Directed with wonderful subtlety by Richard Linklater (Waking Life, Dazed and Confused), this charming picture surpasses its predecessor considerably and provides a more adult, yet still energetic story. The camera remains in the background as the actors recite extremely long strands of dialogue in a naturalistic fashion. Their muted demeanor and the lack of overly stylistic direction enhances the feeling that we are watching two people talking, not a film script. Hawke and Delpy wrote much of the dialogue, which helped to bring their own personal experiences into Celine and Jesse's life.
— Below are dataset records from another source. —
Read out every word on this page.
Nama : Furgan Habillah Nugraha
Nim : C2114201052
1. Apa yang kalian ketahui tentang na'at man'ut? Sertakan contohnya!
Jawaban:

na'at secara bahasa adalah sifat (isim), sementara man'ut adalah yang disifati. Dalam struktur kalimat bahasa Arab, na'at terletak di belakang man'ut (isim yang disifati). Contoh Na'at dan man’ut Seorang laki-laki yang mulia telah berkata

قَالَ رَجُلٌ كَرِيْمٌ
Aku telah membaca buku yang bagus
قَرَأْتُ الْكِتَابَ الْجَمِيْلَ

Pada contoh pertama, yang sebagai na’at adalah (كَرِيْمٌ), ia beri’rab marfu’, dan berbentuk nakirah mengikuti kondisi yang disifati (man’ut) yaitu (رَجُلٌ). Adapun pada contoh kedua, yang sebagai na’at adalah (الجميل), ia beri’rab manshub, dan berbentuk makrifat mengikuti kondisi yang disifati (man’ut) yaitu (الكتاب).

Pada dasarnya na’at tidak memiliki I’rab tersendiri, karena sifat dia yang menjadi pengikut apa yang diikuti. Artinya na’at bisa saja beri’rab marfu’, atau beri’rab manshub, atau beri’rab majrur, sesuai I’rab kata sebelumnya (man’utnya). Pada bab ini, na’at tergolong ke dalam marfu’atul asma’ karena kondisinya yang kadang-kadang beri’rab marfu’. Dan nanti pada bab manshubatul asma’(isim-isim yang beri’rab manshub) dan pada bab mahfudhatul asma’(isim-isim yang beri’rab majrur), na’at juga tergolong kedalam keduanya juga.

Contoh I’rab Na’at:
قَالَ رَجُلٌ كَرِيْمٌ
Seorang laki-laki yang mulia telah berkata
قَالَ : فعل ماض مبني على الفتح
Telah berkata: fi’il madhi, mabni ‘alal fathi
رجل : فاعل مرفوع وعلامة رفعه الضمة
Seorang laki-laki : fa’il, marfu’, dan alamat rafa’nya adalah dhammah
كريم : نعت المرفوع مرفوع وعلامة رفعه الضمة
Running a quick 80 minutes and occurring nearly in real-time, this tale leaves you both satisfied and intrigued about the couple's future. Do they have an actual chance at happiness? One of them is married with a son, and the other is involved in a relationship. It's difficult for Jesse and Celine to understand what happened nine years ago, but it still haunts them today. Their interaction lacks the typical kisses and hugs of romantic comedies, but the connection is very strong. During one poignant moment, Celine reaches over to touch him, but quickly draws her hand away before it's noticed. This moment reveals the guarded nature that makes their love difficult, but also the longing that still exists between them.
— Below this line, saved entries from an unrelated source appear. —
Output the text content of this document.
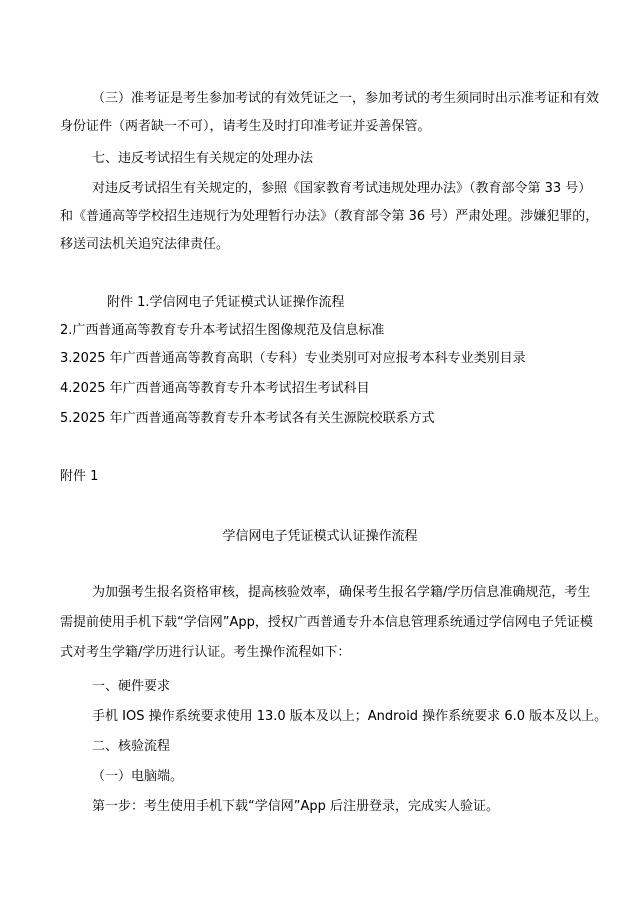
（三）准考证是考生参加考试的有效凭证之一，参加考试的考生须同时出示准考证和有效
身份证件（两者缺一不可），请考生及时打印准考证并妥善保管。
七、违反考试招生有关规定的处理办法
对违反考试招生有关规定的，参照《国家教育考试违规处理办法》（教育部令第 33 号）
和《普通高等学校招生违规行为处理暂行办法》（教育部令第 36 号）严肃处理。涉嫌犯罪的，
移送司法机关追究法律责任。
附件 1.学信网电子凭证模式认证操作流程
2.广西普通高等教育专升本考试招生图像规范及信息标准
3.2025 年广西普通高等教育高职（专科）专业类别可对应报考本科专业类别目录
4.2025 年广西普通高等教育专升本考试招生考试科目
5.2025 年广西普通高等教育专升本考试各有关生源院校联系方式
附件 1
学信网电子凭证模式认证操作流程
为加强考生报名资格审核，提高核验效率，确保考生报名学籍/学历信息准确规范，考生
需提前使用手机下载“学信网”App，授权广西普通专升本信息管理系统通过学信网电子凭证模
式对考生学籍/学历进行认证。考生操作流程如下：
一、硬件要求
手机 IOS 操作系统要求使用 13.0 版本及以上；Android 操作系统要求 6.0 版本及以上。
二、核验流程
（一）电脑端。
第一步：考生使用手机下载“学信网”App 后注册登录，完成实人验证。
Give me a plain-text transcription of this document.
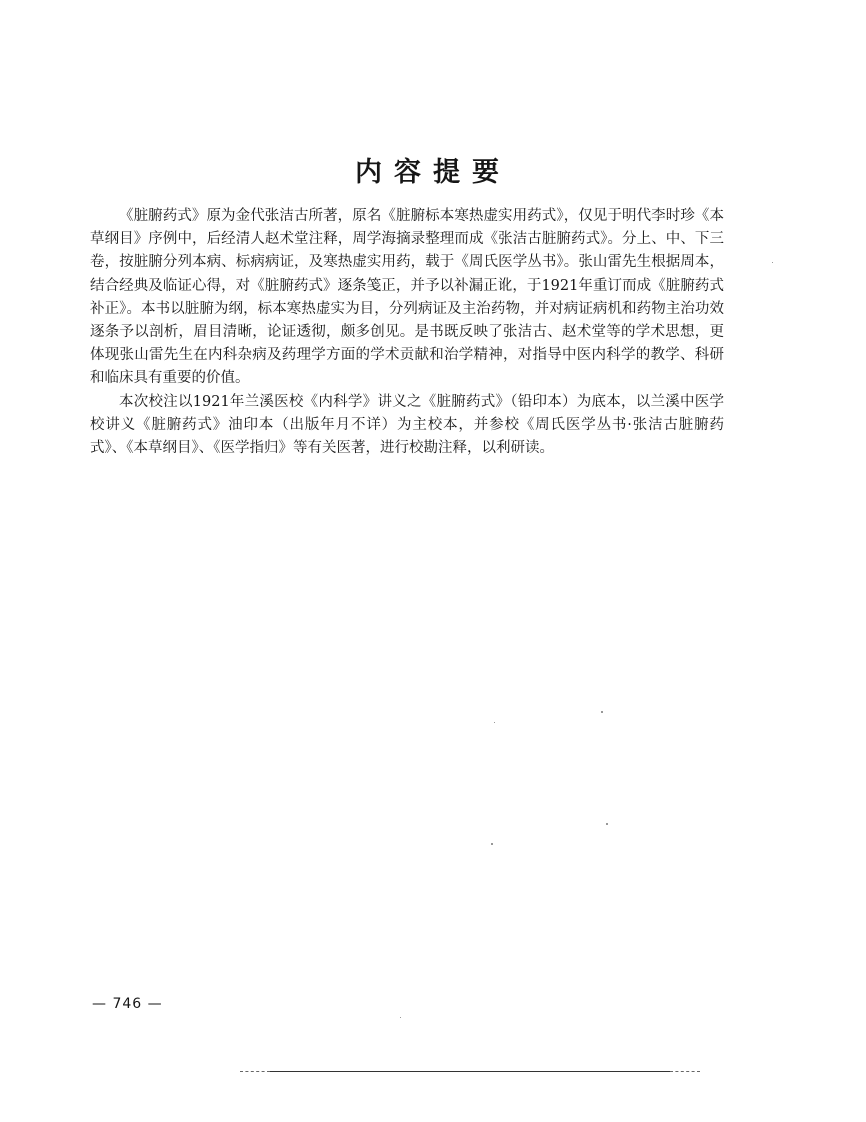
内容提要

《脏腑药式》原为金代张洁古所著，原名《脏腑标本寒热虚实用药式》，仅见于明代李时珍《本草纲目》序例中，后经清人赵术堂注释，周学海摘录整理而成《张洁古脏腑药式》。分上、中、下三卷，按脏腑分列本病、标病病证，及寒热虚实用药，载于《周氏医学丛书》。张山雷先生根据周本，结合经典及临证心得，对《脏腑药式》逐条笺正，并予以补漏正讹，于1921年重订而成《脏腑药式补正》。本书以脏腑为纲，标本寒热虚实为目，分列病证及主治药物，并对病证病机和药物主治功效逐条予以剖析，眉目清晰，论证透彻，颇多创见。是书既反映了张洁古、赵术堂等的学术思想，更体现张山雷先生在内科杂病及药理学方面的学术贡献和治学精神，对指导中医内科学的教学、科研和临床具有重要的价值。

本次校注以1921年兰溪医校《内科学》讲义之《脏腑药式》（铅印本）为底本，以兰溪中医学校讲义《脏腑药式》油印本（出版年月不详）为主校本，并参校《周氏医学丛书·张洁古脏腑药式》、《本草纲目》、《医学指归》等有关医著，进行校勘注释，以利研读。

— 746 —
Before Sunset provides only two roles and no major action scenes, but it remains invigorating and grows more compelling with each passing minute. Linklater is a master at depicting figures who are both interesting and real, and he succeeds greatly with this low-budget project. Hawke and Delpy deliver touching performances that outshine their original work and reveal even more depth within Jesse and Celine. Will Jesse make his plane? The ultimate answer is less important than the journey and interaction between two remarkable characters.

Rating for Style: A
Rating for Substance: A

 

Image Transfer

 One
Aspect Ratio1.85:1 - Widescreen
Original Aspect Ratioyes
Anamorphicyes


Image Transfer Review: Although it includes fewer scenic moments than its predecessor, Before Sunset still utilizes some nice visual scenes. The 1.85:1 anamorphic widescreen transfer presents the streets of Paris impressively and includes few significant defects. It falls a bit short of being amazing, but still provides an enjoyable viewing experience.

Image Transfer Grade: A-
 

Audio Transfer

 LanguageRemote Access
Dolby Digital
5.1
English, Frenchyes


Audio Transfer Review: This film is composed mostly of lengthy conversations between the two lead characters, so the need for an extensive audio transfer is less than many releases. However, the 5.1-channel Dolby Digital track still presents the dialogue and background noises nicely. The words are easily understandable, and the solid clarity level leads to an effective presentation.

Audio Transfer Grade: A- 

Disc Extras

Static menu with music
Scene Access with 0 cues and remote access
Subtitles/Captions in English, French, and Spanish with remote access
1 Original Trailer(s)
3 Other Trailer(s) featuring Criminal, A Home at the End of the World, We Don't Live Here Anymore
1 Featurette(s)
Packaging: generic plastic keepcase
Picture Disc
1 Disc
1-Sided disc(s)
Layers: dual

Extras Review: In similar fashion to the Before Sunrise DVD, this release is virtually devoid of significant extras. Its lone notable supplement is a 10-minute featurette of interviews and behind-the-scenes footage. Hawke, Delpy, and Linklater provide an overview of the production and do give offer worthwhile statements. Unfortunately, this film would have benefited considerably with a commentary track from the two stars and director. Following its predecessors bare-bones disc, it is nice to get something, but it still falls well short of expectations. The lone additional items are the theatrical trailer (presented in 1.85:1 widescreen) and three previews for other films placed before the main menu.

Extras Grade: C-
 

Final Comments

Before Sunset should charm viewers who favor ideas and clever dialogue over the typical romantic comedy formula. Audiences who hated its predecessor will probably dislike this one, but I hope they'll at least give the story a chance. Its enjoyment stays with you for a long time and leads to numerous repeated viewings.